Managing complex object inputs with wrapper classes in JavaScript

We can’t always get what we want. This is especially true for engineers building scalable, revenue-impacting software.

Whether we’re parsing ad slot configuration or generating the creative for a custom ad, we often find ourselves accepting a large JSON object as an object input.

Sometimes, this means passing the object around to multiple methods. The object might become mutated over time or take on different responsibilities. However, we lose the context of the initial input data as we pass it around to different methods, modules, or even files. It can get pretty hairy pretty quickly!

Let’s start with a simple example. This is a theoretical script that accepts a JSON payload of experiment configurations required for us to run an A/B test in our library. The primary method, runExperiment, is responsible for calling other methods to filter out inactive experiments and to finally act on a chosen experiment:

Notice how the raw JavaScript configuration object is passed between multiple functions In the getActiveExperiments function, we also have to manually convert a timestamp to a JavaScript Date object in order to make a comparison. Finally, in the pickExperiment function, we are referencing multiple properties from the raw object using “snake_case.”

If this object were more complex, or if we were dealing with multiple modules spread across a larger software library, we could begin to lose our place when reading through each function. It’s important to know the shape of our input data and what properties we have available.

Refactoring into a wrapper class

Let’s refactor what we have above. This time, we’ll use a wrapper class to give our input data some structure.

We start by creating a new JavaScript class called Experiment. The constructor of this class accepts our raw JSON input and assigns it to a “private” (we’re using vanilla JavaScript here, so no real support for visibility) instance variable called _data.

Next, we create a few getters on the class like start, id and variantId. These provide a convenient access pattern for data without having to reach deep into a raw object, and they allow us to transition to “camelCase” which better fits our coding style.

Additionally, notice that the start getter casts the value of the start date to an actual JavaScript Date object. This helps define the shape of our wrapper class and ensures any consumers that the variable they’re trying to access will already be a date.

The wrapper class pattern allows us to create new properties that didn’t already exist on the object, like isActive and key. These helpers let us perform calculations on existing object in the form of a getter. This reminds me a lot of Vue’s computed properties — though it’s important to note that getters will re-run their logic each time they are called, where Vue’s computed properties are memoized.

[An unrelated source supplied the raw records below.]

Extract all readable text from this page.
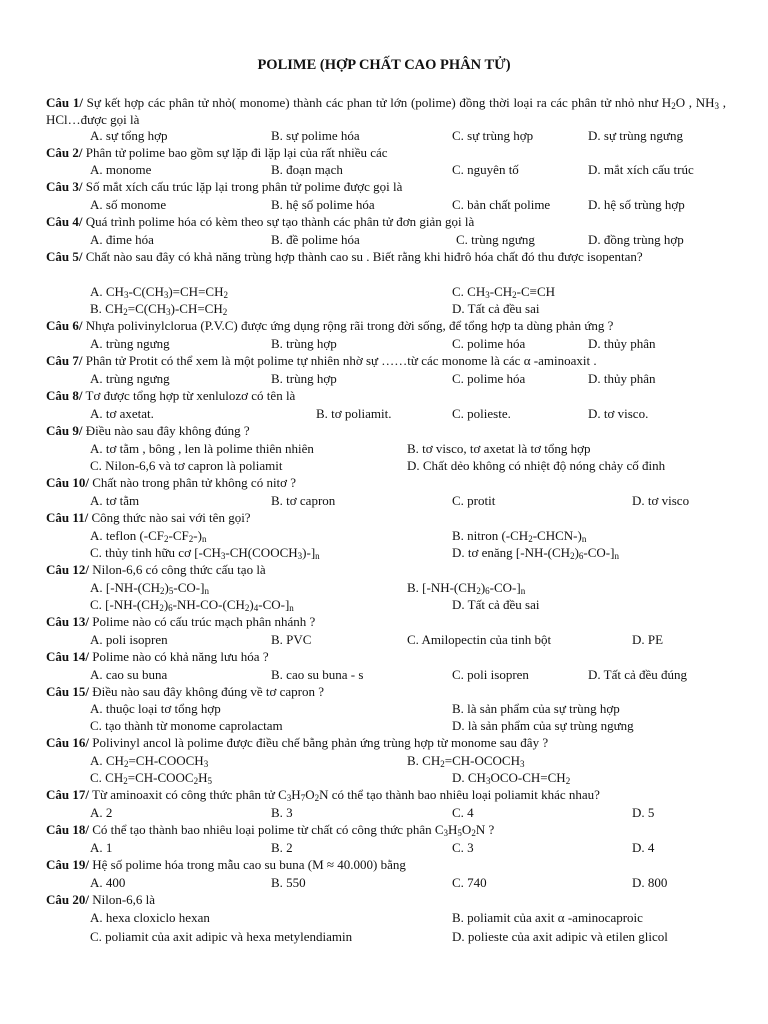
POLIME (HỢP CHẤT CAO PHÂN TỬ)
Câu 1/ Sự kết hợp các phân tử nhỏ( monome) thành các phan tử lớn (polime) đồng thời loại ra các phân tử nhỏ như $H_2O$ , $NH_3$ , HCl…được gọi là
A. sự tổng hợp	B. sự polime hóa	C. sự trùng hợp	D. sự trùng ngưng
Câu 2/ Phân tử polime bao gồm sự lặp đi lặp lại của rất nhiều các
A. monome	B. đoạn mạch	C. nguyên tố	D. mắt xích cấu trúc
Câu 3/ Số mắt xích cấu trúc lặp lại trong phân tử polime được gọi là
A. số monome	B. hệ số polime hóa	C. bản chất polime	D. hệ số trùng hợp
Câu 4/ Quá trình polime hóa có kèm theo sự tạo thành các phân tử đơn giản gọi là
A. đime hóa	B. đề polime hóa	C. trùng ngưng	D. đồng trùng hợp
Câu 5/ Chất nào sau đây có khả năng trùng hợp thành cao su . Biết rằng khi hiđrô hóa chất đó thu được isopentan?
A. $CH_3-C(CH_3)=CH=CH_2$	C. $CH_3-CH_2-C\equiv CH$
B. $CH_2=C(CH_3)-CH=CH_2$	D. Tất cả đều sai
Câu 6/ Nhựa polivinylclorua (P.V.C) được ứng dụng rộng rãi trong đời sống, để tổng hợp ta dùng phản ứng ?
A. trùng ngưng	B. trùng hợp	C. polime hóa	D. thủy phân
Câu 7/ Phân tử Protit có thể xem là một polime tự nhiên nhờ sự ……từ các monome là các α -aminoaxit .
A. trùng ngưng	B. trùng hợp	C. polime hóa	D. thủy phân
Câu 8/ Tơ được tổng hợp từ xenlulozơ có tên là
A. tơ axetat.	B. tơ poliamit.	C. polieste.	D. tơ visco.
Câu 9/ Điều nào sau đây không đúng ?
A. tơ tằm , bông , len là polime thiên nhiên	B. tơ visco, tơ axetat là tơ tổng hợp
C. Nilon-6,6 và tơ capron là poliamit	D. Chất dẻo không có nhiệt độ nóng chảy cố đinh
Câu 10/ Chất nào trong phân tử không có nitơ ?
A. tơ tằm	B. tơ capron	C. protit	D. tơ visco
Câu 11/ Công thức nào sai với tên gọi?
A. teflon $(-CF_2-CF_2-)_n$	B. nitron $(-CH_2-CHCN-)_n$
C. thủy tinh hữu cơ $[-CH_3-CH(COOCH_3)-]_n$	D. tơ enăng $[-NH-(CH_2)_6-CO-]_n$
Câu 12/ Nilon-6,6 có công thức cấu tạo là
A. $[-NH-(CH_2)_5-CO-]_n$	B. $[-NH-(CH_2)_6-CO-]_n$
C. $[-NH-(CH_2)_6-NH-CO-(CH_2)_4-CO-]_n$	D. Tất cả đều sai
Câu 13/ Polime nào có cấu trúc mạch phân nhánh ?
A. poli isopren	B. PVC	C. Amilopectin của tinh bột	D. PE
Câu 14/ Polime nào có khả năng lưu hóa ?
A. cao su buna	B. cao su buna - s	C. poli isopren	D. Tất cả đều đúng
Câu 15/ Điều nào sau đây không đúng về tơ capron ?
A. thuộc loại tơ tổng hợp	B. là sản phẩm của sự trùng hợp
C. tạo thành từ monome caprolactam	D. là sản phẩm của sự trùng ngưng
Câu 16/ Polivinyl ancol là polime được điều chế bằng phản ứng trùng hợp từ monome sau đây ?
A. $CH_2=CH-COOCH_3$	B. $CH_2=CH-OCOCH_3$
C. $CH_2=CH-COOC_2H_5$	D. $CH_3OCO-CH=CH_2$
Câu 17/ Từ aminoaxit có công thức phân tử $C_3H_7O_2N$ có thể tạo thành bao nhiêu loại poliamit khác nhau?
A. 2	B. 3	C. 4	D. 5
Câu 18/ Có thể tạo thành bao nhiêu loại polime từ chất có công thức phân $C_3H_5O_2N$ ?
A. 1	B. 2	C. 3	D. 4
Câu 19/ Hệ số polime hóa trong mẫu cao su buna (M ≈ 40.000) bằng
A. 400	B. 550	C. 740	D. 800
Câu 20/ Nilon-6,6 là
A. hexa cloxiclo hexan	B. poliamit của axit α -aminocaproic
C. poliamit của axit adipic và hexa metylendiamin	D. polieste của axit adipic và etilen glicol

Finally, we add a method to our wrapper class called doSomethingWithThisExperiment. We can encapsulate any methods like this which are sole responsibilities of the Experiment object by placing them directly in the class.

While this wrapper class is a little more work up front, we are able to simplify our business logic below. We’re able to remove an entire function and make the code more readable.

Level up: Refactoring with TypeScript

For some extra fun, we can convert this code into TypeScript instead of JavaScript with only a few small changes.

By defining an interface, we can more safely parse the raw JSON object into the class:

TypeScript will throw an error during compilation if we try to access a non-existent property on the input object. It also allows us to use private instance variables, which means no more underscore on our property name!

A word of caution: TypeScript validates types at compile time, but it outputs standard JavaScript. This means a change to the shape of the raw JSON data in production would not be caught by TypeScript. Your mileage may vary.

Wrapper classes: the good and the bad

To recap, the wrapper class pattern seems to shine in a few ways:

• Types: As software developers, we can control the shape of our wrapper class and the data types it contains instead of adhering to the shape of JSON input we’ve received from another service.
• Convenience: By using getters and encapsulated methods, we have direct access to the data we need without having to use dot notation or utility functions.
• Documentation: This may be a personal preference, but it’s easier to reference a wrapper class within a project than to print out an entire JSON object example in a comment to describe what data is available. Plus, modern editors like VS Code will provide autocomplete functionality to consumers of the wrapper class.
• Immutability: By providing your data as getters, your wrapper acts as an immutable object. This means that — unless you provide an explicit setter — an error will be thrown if a consumer tries to modify a property on your wrapper class. This helps prevent unintended consequences and side effects.
• Future-proof: Once we’ve defined an interface in the form of a wrapper class, we can continue to iterate on the implementation of the class without worrying that we’ll break anything.

There are some trade-offs, though. Here are some things to consider before diving in:

• Cost: While JavaScript classes are supported in most modern browsers, you may need to transpile them using something like Babel in order to support older browsers.
• Testing: If you’re writing unit tests that used to accept raw JSON data as input, you’ll need to remember to instantiate your wrapper class each time and pass that to the methods instead. This might feel cumbersome or unnecessary while testing.
• Speed: If you’re quickly prototyping something, you might feel impeded by wrapper classes. They might be a better choice if you’re not in the middle of a code spike.

That’s all I have on wrapper classes. I hope you find this pattern useful!